New Delhi: The Supreme Court on Friday issued notice to the Centre, RBI and others on a plea by journalist Sucheta Dalal pertaining to unclaimed money of investors and depositors, which has been taken by various regulators and remains inaccessible to rightful legal heirs.
Dalal was represented by advocate Prashant Bhushan in the apex court. After hearing arguments, a bench comprising Justices Abdul Nazeer and J.K. Maheshwari issued the notice on Dalal’s plea.
The petition also raised the issues pertaining to the need for a centralised data website governed by the Reserve Bank of India (RBI), which would provide basic details of the deceased bank account holders and the need to make the process of claiming funds in dormant/inoperative accounts by legal heirs/nominees’ hassle free.
The plea urged the top court to issue directions to ensure that unclaimed funds of the public that get transferred to government owned funds viz. the Depositor’s Education and Awareness Fund (DEAF), Investor’s Education and Protection Fund (IEPF) and Senior Citizen’s Welfare Fund (SCWF) on the ground that the same were not claimed by the legal heirs/nominees, are made available to said legal heirs/nominees by providing information of holders of inoperative/ dormant accounts on a centralised online database.

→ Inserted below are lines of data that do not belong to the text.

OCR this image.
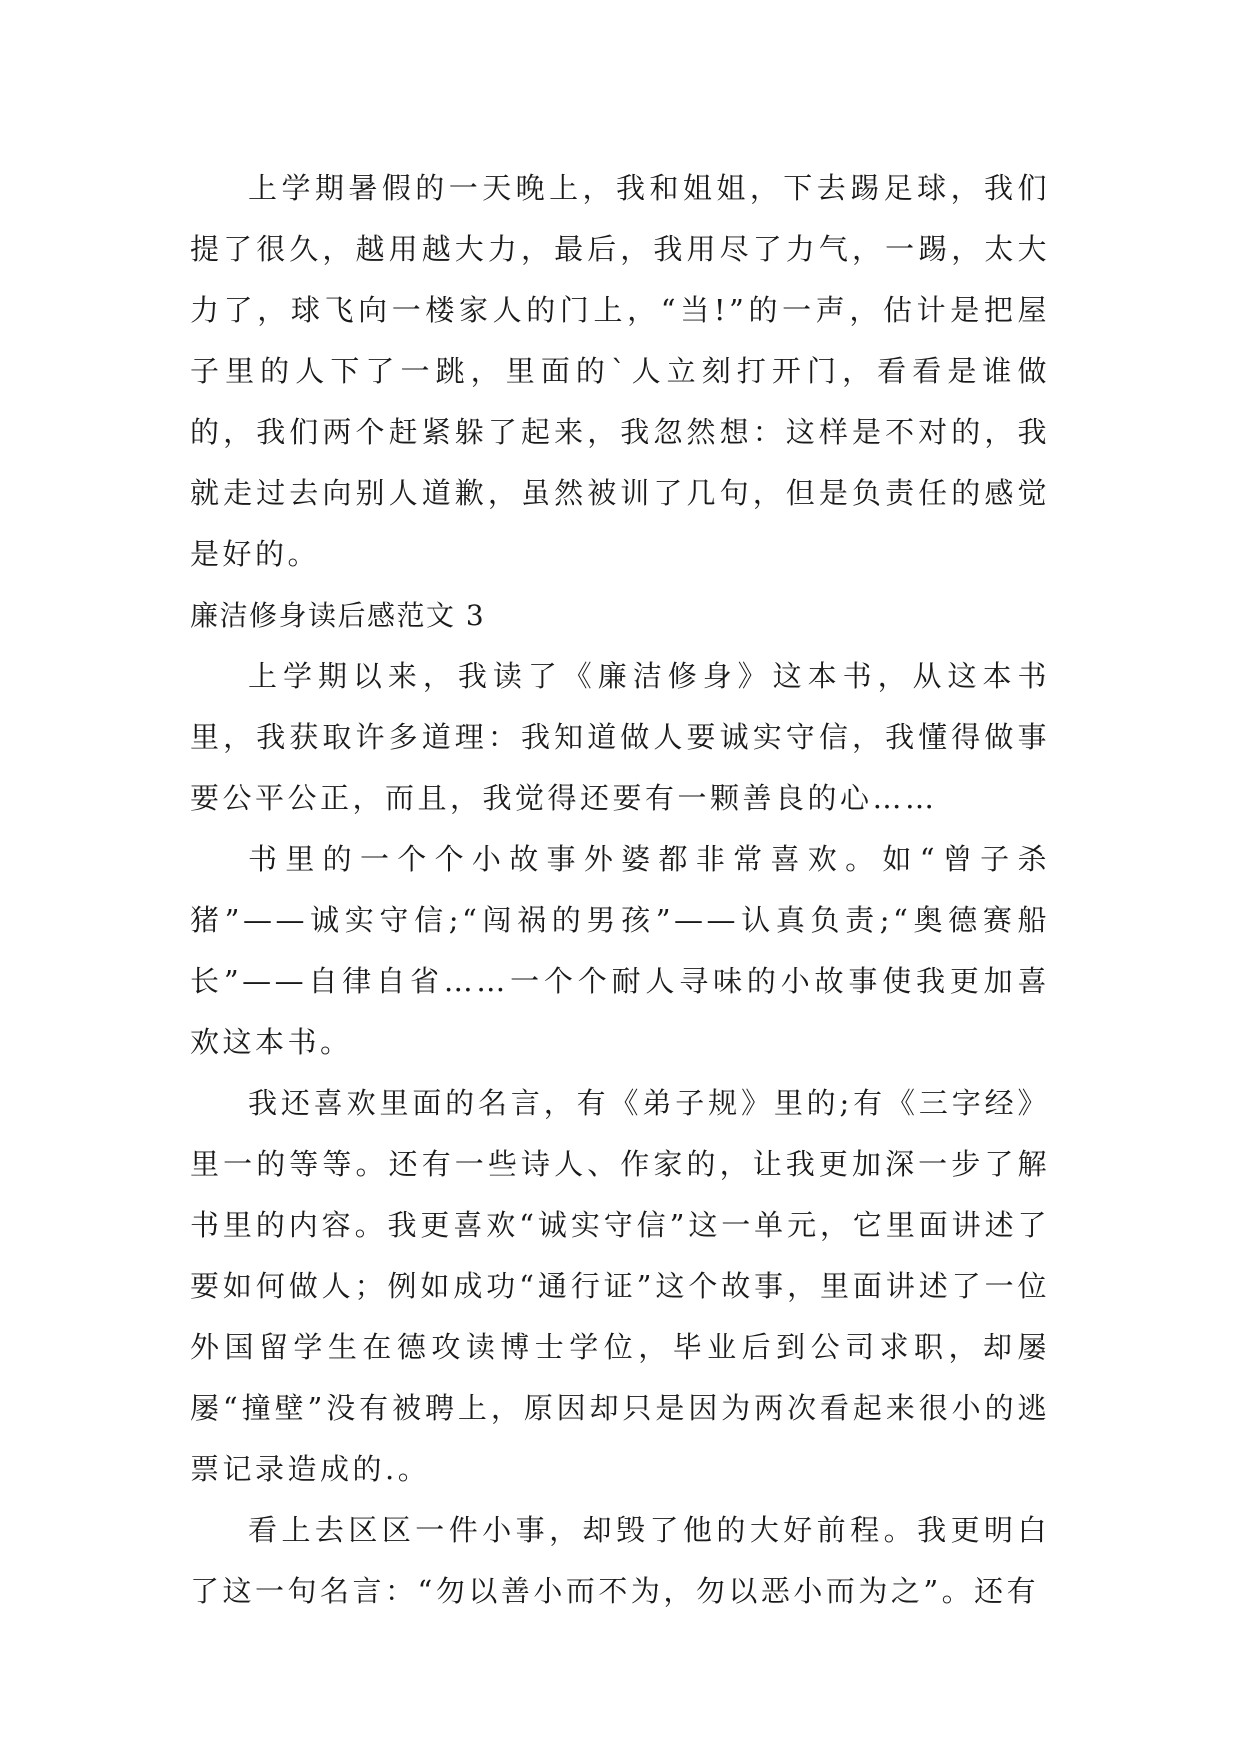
上学期暑假的一天晚上，我和姐姐，下去踢足球，我们提了很久，越用越大力，最后，我用尽了力气，一踢，太大力了，球飞向一楼家人的门上，“当!”的一声，估计是把屋子里的人下了一跳，里面的`人立刻打开门，看看是谁做的，我们两个赶紧躲了起来，我忽然想：这样是不对的，我就走过去向别人道歉，虽然被训了几句，但是负责任的感觉是好的。

廉洁修身读后感范文 3

上学期以来，我读了《廉洁修身》这本书，从这本书里，我获取许多道理：我知道做人要诚实守信，我懂得做事要公平公正，而且，我觉得还要有一颗善良的心……

书里的一个个小故事外婆都非常喜欢。如“曾子杀猪”——诚实守信;“闯祸的男孩”——认真负责;“奥德赛船长”——自律自省……一个个耐人寻味的小故事使我更加喜欢这本书。

我还喜欢里面的名言，有《弟子规》里的;有《三字经》里一的等等。还有一些诗人、作家的，让我更加深一步了解书里的内容。我更喜欢“诚实守信”这一单元，它里面讲述了要如何做人；例如成功“通行证”这个故事，里面讲述了一位外国留学生在德攻读博士学位，毕业后到公司求职，却屡屡“撞壁”没有被聘上，原因却只是因为两次看起来很小的逃票记录造成的.。

看上去区区一件小事，却毁了他的大好前程。我更明白了这一句名言：“勿以善小而不为，勿以恶小而为之”。还有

“It is submitted that the Depositors’ Education and Awareness Fund (DEAF) had Rs 39,264.25 crore at the end of March 2021, up from Rs 33,114 crore on 31 March 2020 and a sharp rise from Rs 18,381 crore at the end of March 2019. Further the amount lying with the IEPF, started at Rs 400 crore in 1999, was 10 times higher at Rs 4,100 crore at the end of March 2020,” said the plea.
The plea said the information of deceased investors whose deposits, debentures, dividends, insurance and post office funds, etc., have been transferred to the IEPF, is not readily available on the website of IEPF.
“The IEPF authority publishes the name of the people whose money has been transferred to the fund on the IEPF website. However, several technical glitches are encountered when the website is accessed. Resultantly, people are forced to engage middlemen to get their refunds,” it added.